A gastrointestinal rotavirus infection mouse model for immune modulation studies. Part 2
Mice provide a reliable animal model for studying the immune responses during a primary rotavirus infection, although the kinetics of rotavirus infections in mice differs slightly from what is observed in humans. Unlike infant mice which are susceptible to symptomatic infection with rotavirus only during the first 15 days of life, human infants can suffer from multiple rotavirus infections up to the age of five years. There are even many reports of adult rotavirus infection, particularly in the elderly. Aside from these differences, studies of rotavirus infection in mice can provide valuable information on the induction of immune responses by the virus. Sheridan et al. was one of the first to describe a mouse model studying rotavirus-specific immunity. Their findings indicate that (i) infection occurs in all age groups but diarrheal disease is observed in neonatal animals only and that (ii) re-infection of adult animals is associated with suppression of virus-specific cell-mediated immunity.
Despite many years of research, the immune correlates of protection from rotavirus infection and disease are still not completely understood. The mouse model has been extensively used to investigate the contribution of different components of the immune system necessary for protection. These studies have suggested that both humoral- and cell-mediated immunity are important in the resolution of ongoing rotavirus infection and in protection against subsequent re-infection. In more detail, studies have shown that B cells were essential for long-term protection against rotavirus. CD4+ T cells were pivotal for the development of approximately 90% of the rotavirus-specific intestinal IgA. Their presence seems to be critical for the establishment of protective long-term memory responses and IgA antibody in serum and stool samples correlates best with protection against re-infection. CD8+ T cells appeared to be involved in providing partial protection against re-infection.

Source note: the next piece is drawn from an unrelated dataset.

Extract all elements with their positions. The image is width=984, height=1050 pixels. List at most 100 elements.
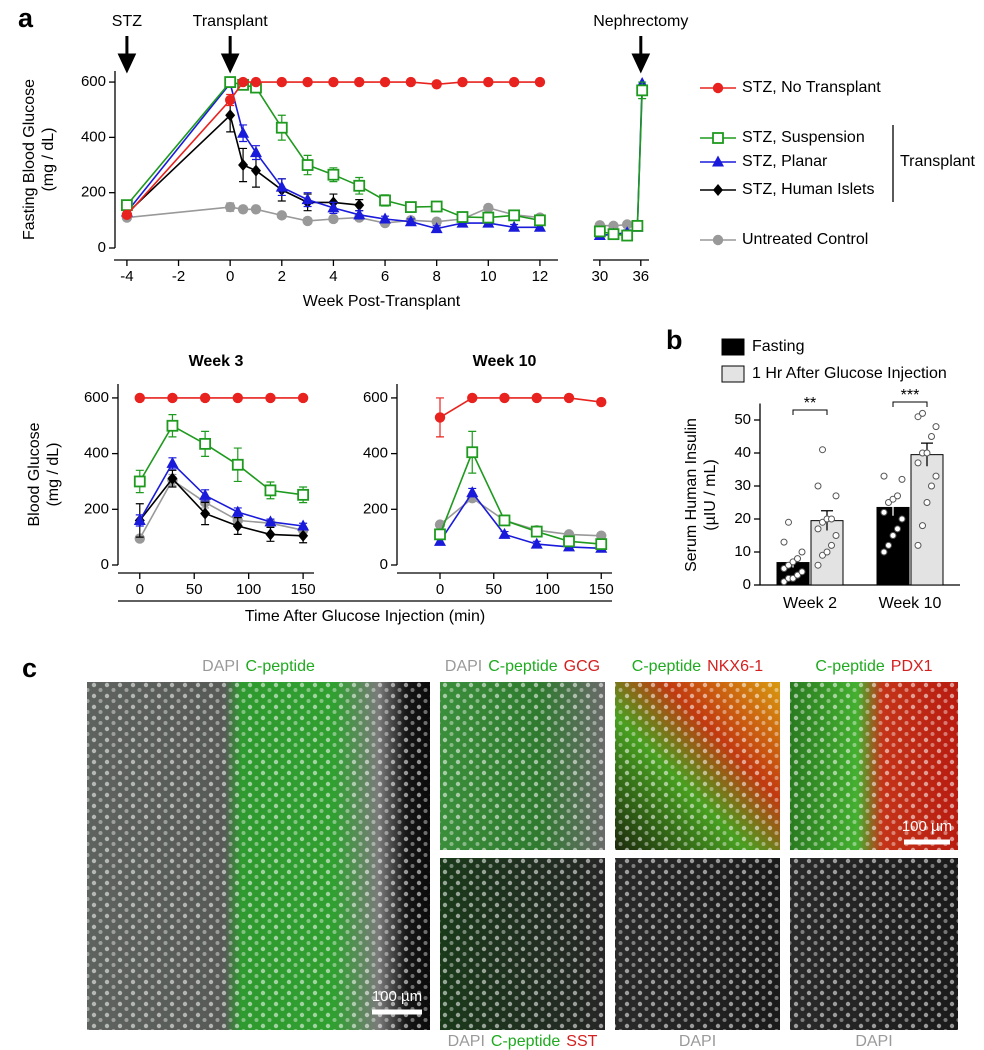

The original neonatal mouse model has been developed in order to determine the effects of an immature immune system on responses to candidate vaccines. In the present study, this model has been modified to a sensitive gastrointestinal viral infection and illness model in infant mice for testing nutritional compounds for their antiviral and/or immunomodulatory activity. Therefore, neonatal mice were inoculated with a rhesus rotavirus strain (RRV) at an early age for immune induction and later challenged with epizootic-diarrhea infant-mouse (EDIM) virus. Protection due to intervention with the nutritional supplement Gastrogard-R® was determined by reduction of diarrhea and protection against later EDIM challenge, measured by rotavirus fecal-shedding. Associations between protection and both humoral (antibody) and cellular (T cell) responses were examined.
Gastrogard-R® is prepared from the colostrum of hyperimmunised cows and contains high antibody titers against four human rotavirus serotypes, as measured in a virus neutralisation test. It is used as prophylactic treatment of ‘at risk’ children aged one month to three years to prevent diarrhea due to rotavirus infection and the efficacy of treatment was established in a clinical trial in children aged 3 to 15 months.
The purpose of this study was to demonstrate a modified gastro-intestinal viral re-infection model for studying the effects of nutritional intervention on clinical symptoms as well as the development of immune responses and protection against subsequent viral infection.